When, many years later, I was old enough to look back down the drama of the centuries I found that we had somehow managed to produce a colourful, if never illustrious, array of dramatis personae: a few prominent courtiers; a mistress to James I; several swashbuckling soldiers; various undistinguished MPs; an adventurer who travelled the south seas with Captain Cook; a celebrated Lord Mayor of York who built the Mansion House and whose coat of arms still hangs on the Micklegate Bar; a chaplain to George II who became an outrageously greedy pluralist clergyman and Dean of Lincoln Cathedral; an ivory, then slave trader; one of Britain’s first female industrialists; an opium dealer; a bevvy of sporting parsons; several masters of foxhounds; a Groom-in-Waiting to Edward VII; another king’s mistress; a couple of naval captains; a fraudster and card sharp; several Lords Lieutenant; a pioneer Canadian cattle rancher; a successful racehorse breeder of classic winners; an eminent cricketer and a cement manufacturer.
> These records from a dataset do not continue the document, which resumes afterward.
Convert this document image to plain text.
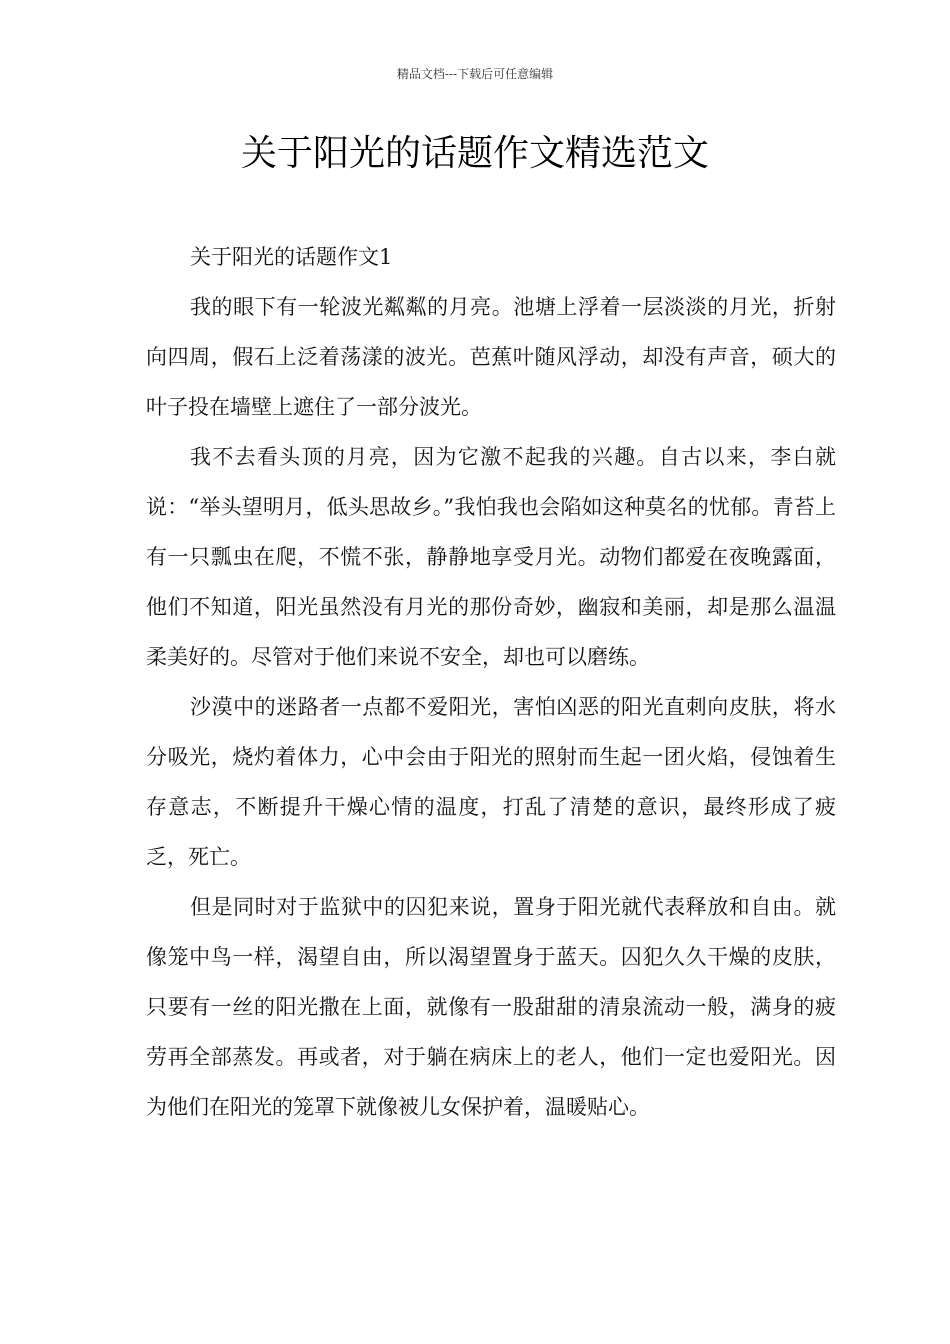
精品文档---下载后可任意编辑
关于阳光的话题作文精选范文

关于阳光的话题作文1

我的眼下有一轮波光粼粼的月亮。池塘上浮着一层淡淡的月光，折射向四周，假石上泛着荡漾的波光。芭蕉叶随风浮动，却没有声音，硕大的叶子投在墙壁上遮住了一部分波光。

我不去看头顶的月亮，因为它激不起我的兴趣。自古以来，李白就说：“举头望明月，低头思故乡。”我怕我也会陷如这种莫名的忧郁。青苔上有一只瓢虫在爬，不慌不张，静静地享受月光。动物们都爱在夜晚露面，他们不知道，阳光虽然没有月光的那份奇妙，幽寂和美丽，却是那么温温柔美好的。尽管对于他们来说不安全，却也可以磨练。

沙漠中的迷路者一点都不爱阳光，害怕凶恶的阳光直刺向皮肤，将水分吸光，烧灼着体力，心中会由于阳光的照射而生起一团火焰，侵蚀着生存意志，不断提升干燥心情的温度，打乱了清楚的意识，最终形成了疲乏，死亡。

但是同时对于监狱中的囚犯来说，置身于阳光就代表释放和自由。就像笼中鸟一样，渴望自由，所以渴望置身于蓝天。囚犯久久干燥的皮肤，只要有一丝的阳光撒在上面，就像有一股甜甜的清泉流动一般，满身的疲劳再全部蒸发。再或者，对于躺在病床上的老人，他们一定也爱阳光。因为他们在阳光的笼罩下就像被儿女保护着，温暖贴心。
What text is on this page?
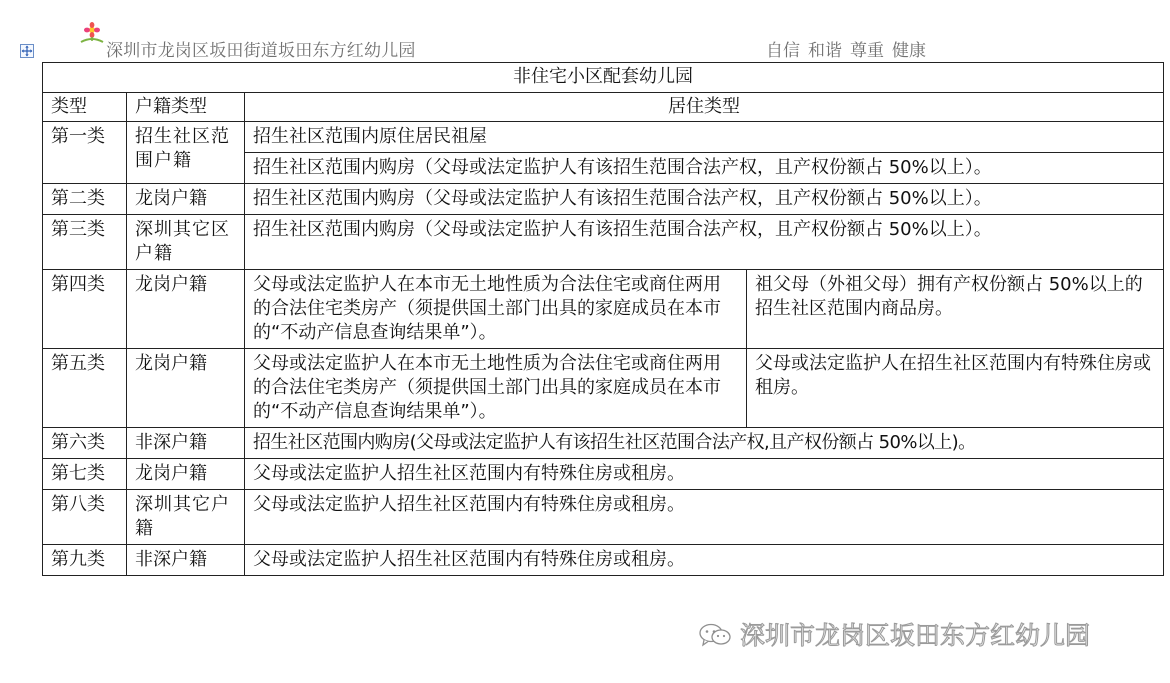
深圳市龙岗区坂田街道坂田东方红幼儿园	自信 和谐 尊重 健康
非住宅小区配套幼儿园			
类型	户籍类型	居住类型	
第一类	招生社区范围户籍	招生社区范围内原住居民祖屋	
		招生社区范围内购房（父母或法定监护人有该招生范围合法产权，且产权份额占 50%以上）。	
第二类	龙岗户籍	招生社区范围内购房（父母或法定监护人有该招生范围合法产权，且产权份额占 50%以上）。	
第三类	深圳其它区户籍	招生社区范围内购房（父母或法定监护人有该招生范围合法产权，且产权份额占 50%以上）。	
第四类	龙岗户籍	父母或法定监护人在本市无土地性质为合法住宅或商住两用的合法住宅类房产（须提供国土部门出具的家庭成员在本市的“不动产信息查询结果单”）。	祖父母（外祖父母）拥有产权份额占 50%以上的招生社区范围内商品房。
第五类	龙岗户籍	父母或法定监护人在本市无土地性质为合法住宅或商住两用的合法住宅类房产（须提供国土部门出具的家庭成员在本市的“不动产信息查询结果单”）。	父母或法定监护人在招生社区范围内有特殊住房或租房。
第六类	非深户籍	招生社区范围内购房(父母或法定监护人有该招生社区范围合法产权,且产权份额占 50%以上)。	
第七类	龙岗户籍	父母或法定监护人招生社区范围内有特殊住房或租房。	
第八类	深圳其它户籍	父母或法定监护人招生社区范围内有特殊住房或租房。	
第九类	非深户籍	父母或法定监护人招生社区范围内有特殊住房或租房。	
深圳市龙岗区坂田东方红幼儿园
There was also quite a procession of probably dull but thoroughly worthy citizens, but, alas, no writers, nor any hint of a naturalist.
At six years old I knew none of the above. Small children are blissfully unaware of who they are or where they come from. To me the Manor House was a paradise enhanced by the strange, unstoppable passage of time. All I knew was that it was the home where I always felt we belonged, my sister Mary and I, or perhaps I should say where it never occurred to us that we didn’t belong. It was never clear to me whether something we had done meant by us, the living family, last week, or last year or even by my grandfather, who seemed to me to be as old as Noah, or whether it had been done centuries before. One spring, jackdaws blocked a tall chimney with twigs and debris, which proved particularly tricky to clear. Staring up at men struggling with rods and brushes on the roof I heard my grandfather say, ‘We didn’t think about jackdaws when we built it so tall.’ Later I discovered that we probably built it in about 1620.